6 De gordijnen die op stijlen rondom de voorhof van de tent waren gedrapeerd, scheidden die heilige plaats van de legerplaats van de Israëlieten daarbuiten. De tent zelf was in twee delen verdeeld, waarvan één de vorm van een zuivere kubus had. Dit was het binnenste of Allerheiligste vertrek. Het was door een gordijn van schitterend geborduurd materiaal van het ervóór liggende vertrek gescheiden. Achter dat gordijn bevond zich slechts één meubelstuk, de ark van het verbond, waarvan het deksel van zuiver goud op ingewikkelde wijze in de vorm van een troonzetel was gemaakt die door cherubim met uitgestrekte vleugels werd overschaduwd. Binnen de Ark zelf bevonden zich de tafelen van de Tien Woorden die door de vinger van God waren geschreven en later zowel een monster van het manna uit de hemel in een gouden kruik als de amandelhouten staf die ervan getuigde dat God Aärons huis voor het priesterschap in Israël had uitgekozen. In het voorste vertrek bevonden zich een tafel voor toonbroden, een gouden lampestandaard en een reukaltaar. Vóór de tent stond het grote koperen wasbekken, terwijl zich tussen dit bekken en de poort van het voorhof het grote offeraltaar bevond. Of de natie nu in het kamp gelegerd of op doorreis was, de taken in verband met deze heilige plaats van aanbidding werden exclusief door een speciaal daartoe uitgekozen en geheiligde priesterschap behartigd. — Exodus, hst. 25, 26, 27.

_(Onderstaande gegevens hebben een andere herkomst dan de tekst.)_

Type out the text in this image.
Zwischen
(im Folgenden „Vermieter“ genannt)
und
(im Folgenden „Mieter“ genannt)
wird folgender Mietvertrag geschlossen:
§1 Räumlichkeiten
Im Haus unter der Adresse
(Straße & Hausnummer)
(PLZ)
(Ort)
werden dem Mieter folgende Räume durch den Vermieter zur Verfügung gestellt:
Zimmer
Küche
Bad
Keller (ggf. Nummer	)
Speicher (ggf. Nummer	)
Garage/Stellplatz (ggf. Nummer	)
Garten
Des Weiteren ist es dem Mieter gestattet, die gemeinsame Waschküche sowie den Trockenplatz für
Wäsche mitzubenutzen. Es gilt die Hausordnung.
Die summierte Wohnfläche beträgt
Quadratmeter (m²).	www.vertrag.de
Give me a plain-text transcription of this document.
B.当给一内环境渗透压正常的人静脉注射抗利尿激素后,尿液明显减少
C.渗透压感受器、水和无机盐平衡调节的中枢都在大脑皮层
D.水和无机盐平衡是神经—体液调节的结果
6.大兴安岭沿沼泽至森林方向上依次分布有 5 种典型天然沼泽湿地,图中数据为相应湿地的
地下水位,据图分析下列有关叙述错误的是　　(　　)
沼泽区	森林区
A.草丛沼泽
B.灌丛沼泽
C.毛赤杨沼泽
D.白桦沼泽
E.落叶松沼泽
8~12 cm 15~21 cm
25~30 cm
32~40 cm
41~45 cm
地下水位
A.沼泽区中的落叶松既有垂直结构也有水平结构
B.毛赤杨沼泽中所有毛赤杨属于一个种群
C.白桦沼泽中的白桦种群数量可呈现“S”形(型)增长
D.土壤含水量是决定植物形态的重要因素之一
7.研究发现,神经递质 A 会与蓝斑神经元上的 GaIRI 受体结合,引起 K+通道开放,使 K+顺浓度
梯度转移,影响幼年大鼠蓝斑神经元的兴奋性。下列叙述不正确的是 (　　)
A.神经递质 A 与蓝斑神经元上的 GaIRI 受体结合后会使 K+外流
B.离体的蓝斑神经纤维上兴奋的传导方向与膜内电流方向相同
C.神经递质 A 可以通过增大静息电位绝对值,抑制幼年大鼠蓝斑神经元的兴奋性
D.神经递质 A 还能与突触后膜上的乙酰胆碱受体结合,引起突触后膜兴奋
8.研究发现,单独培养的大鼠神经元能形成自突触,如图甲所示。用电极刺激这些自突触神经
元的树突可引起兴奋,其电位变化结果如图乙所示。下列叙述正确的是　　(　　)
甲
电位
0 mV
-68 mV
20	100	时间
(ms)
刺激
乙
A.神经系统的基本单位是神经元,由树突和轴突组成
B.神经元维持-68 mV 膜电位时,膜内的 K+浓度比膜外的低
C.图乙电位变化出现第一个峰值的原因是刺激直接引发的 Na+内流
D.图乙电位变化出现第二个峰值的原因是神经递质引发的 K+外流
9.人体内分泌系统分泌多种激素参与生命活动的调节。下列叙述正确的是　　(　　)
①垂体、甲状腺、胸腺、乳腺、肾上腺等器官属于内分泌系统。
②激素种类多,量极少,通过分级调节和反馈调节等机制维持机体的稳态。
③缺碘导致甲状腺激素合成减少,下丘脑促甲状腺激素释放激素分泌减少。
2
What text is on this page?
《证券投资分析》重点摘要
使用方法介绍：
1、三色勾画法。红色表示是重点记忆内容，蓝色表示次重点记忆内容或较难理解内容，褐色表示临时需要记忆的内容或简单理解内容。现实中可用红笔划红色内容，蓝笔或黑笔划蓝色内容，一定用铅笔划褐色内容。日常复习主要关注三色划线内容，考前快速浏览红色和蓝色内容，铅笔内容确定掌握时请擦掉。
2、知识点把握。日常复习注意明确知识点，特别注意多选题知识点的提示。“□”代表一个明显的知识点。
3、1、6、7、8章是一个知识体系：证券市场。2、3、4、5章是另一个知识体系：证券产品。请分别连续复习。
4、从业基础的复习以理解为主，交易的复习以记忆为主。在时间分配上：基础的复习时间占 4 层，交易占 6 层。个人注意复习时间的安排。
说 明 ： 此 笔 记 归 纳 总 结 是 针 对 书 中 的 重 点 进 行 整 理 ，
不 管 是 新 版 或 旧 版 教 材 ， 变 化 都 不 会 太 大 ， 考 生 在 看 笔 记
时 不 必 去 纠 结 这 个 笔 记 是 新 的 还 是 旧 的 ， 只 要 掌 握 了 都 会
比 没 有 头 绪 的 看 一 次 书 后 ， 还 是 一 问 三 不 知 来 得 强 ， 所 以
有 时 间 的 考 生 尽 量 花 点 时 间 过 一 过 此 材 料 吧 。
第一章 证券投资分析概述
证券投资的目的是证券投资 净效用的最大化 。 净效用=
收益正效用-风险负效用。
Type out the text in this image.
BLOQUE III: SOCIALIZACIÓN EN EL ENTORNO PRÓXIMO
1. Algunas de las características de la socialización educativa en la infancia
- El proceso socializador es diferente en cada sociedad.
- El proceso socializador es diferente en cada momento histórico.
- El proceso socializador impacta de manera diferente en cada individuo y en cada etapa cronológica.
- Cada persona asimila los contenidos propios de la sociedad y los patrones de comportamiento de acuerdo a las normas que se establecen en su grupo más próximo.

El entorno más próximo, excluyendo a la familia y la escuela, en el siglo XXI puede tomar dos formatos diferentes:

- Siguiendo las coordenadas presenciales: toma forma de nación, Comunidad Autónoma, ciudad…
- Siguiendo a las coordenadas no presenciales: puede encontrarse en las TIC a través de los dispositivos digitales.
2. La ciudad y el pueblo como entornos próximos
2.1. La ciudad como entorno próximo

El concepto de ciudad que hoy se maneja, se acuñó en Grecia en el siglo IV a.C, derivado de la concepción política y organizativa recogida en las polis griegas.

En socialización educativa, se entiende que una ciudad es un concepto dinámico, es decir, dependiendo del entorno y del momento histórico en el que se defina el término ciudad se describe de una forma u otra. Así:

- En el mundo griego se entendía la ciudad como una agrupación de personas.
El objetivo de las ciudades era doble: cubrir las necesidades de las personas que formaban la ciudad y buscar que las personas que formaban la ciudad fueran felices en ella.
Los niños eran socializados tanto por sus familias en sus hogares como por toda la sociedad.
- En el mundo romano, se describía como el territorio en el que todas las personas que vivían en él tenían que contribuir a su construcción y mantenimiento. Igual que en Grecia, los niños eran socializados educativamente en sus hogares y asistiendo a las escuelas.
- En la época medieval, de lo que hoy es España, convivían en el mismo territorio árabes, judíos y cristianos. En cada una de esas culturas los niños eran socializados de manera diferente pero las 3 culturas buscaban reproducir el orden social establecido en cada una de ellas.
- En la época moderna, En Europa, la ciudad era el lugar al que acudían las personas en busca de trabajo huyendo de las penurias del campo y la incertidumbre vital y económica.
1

EEN VERTEGENWOORDIGENDE PRIESTERSCHAP
7. In welke opzichten werd de stam Levi in het bijzonder door Jehovah gezegend en geëerd?
7 Jehovah droeg zijn middelaar Mozes op een priesterschap te vormen die de gehele natie zou vertegenwoordigen. Aäron en zijn manlijke nakomelingen werden als een speciale priesterlijke familie uitgekozen door bemiddeling van wie een opvolging van hogepriesters verzekerd zou zijn. Eertijds, onder de patriarchale voorzieningen, kwamen de eerstgeboren zonen ervoor in aanmerking als priesters dienst te verrichten, elk ten behoeve van zijn respectieve familiegroep. Nu schreef Jehovah echter voor dat de gehele stam Levi de eerstgeborenen van geheel Israël zou vervangen en onder leiding van het geslacht van Aäron de gemeente of stam van de eerstgeborenen moest vormen (Num. 3:41). Hun voorvader Levi had zich met Simeon aan aanmatigende en wraakgierige gewelddaden schuldig gemaakt, waarvoor zij moesten boeten. Toen Mozes echter om vrijwilligers had gevraagd die als oordeelsvoltrekkers tegen weerspannige en afgodische mede-Israëlieten wilden optreden, had de stam Levi prompt gereageerd. Zie nu eens op welke wonderbaarlijke wijze Jehovah hen zegende! Als stam ontvingen zij nu het voorrecht om onder Aäron de leiding te nemen in aangelegenheden betreffende de aanbidding, net zoals getrouwe eerstgeboren zonen of erfgenamen dit in patriarchale tijden gewoon waren geweest. — Gen. 49:5-7; Ex. 32:25-29; Num. 3:5-51.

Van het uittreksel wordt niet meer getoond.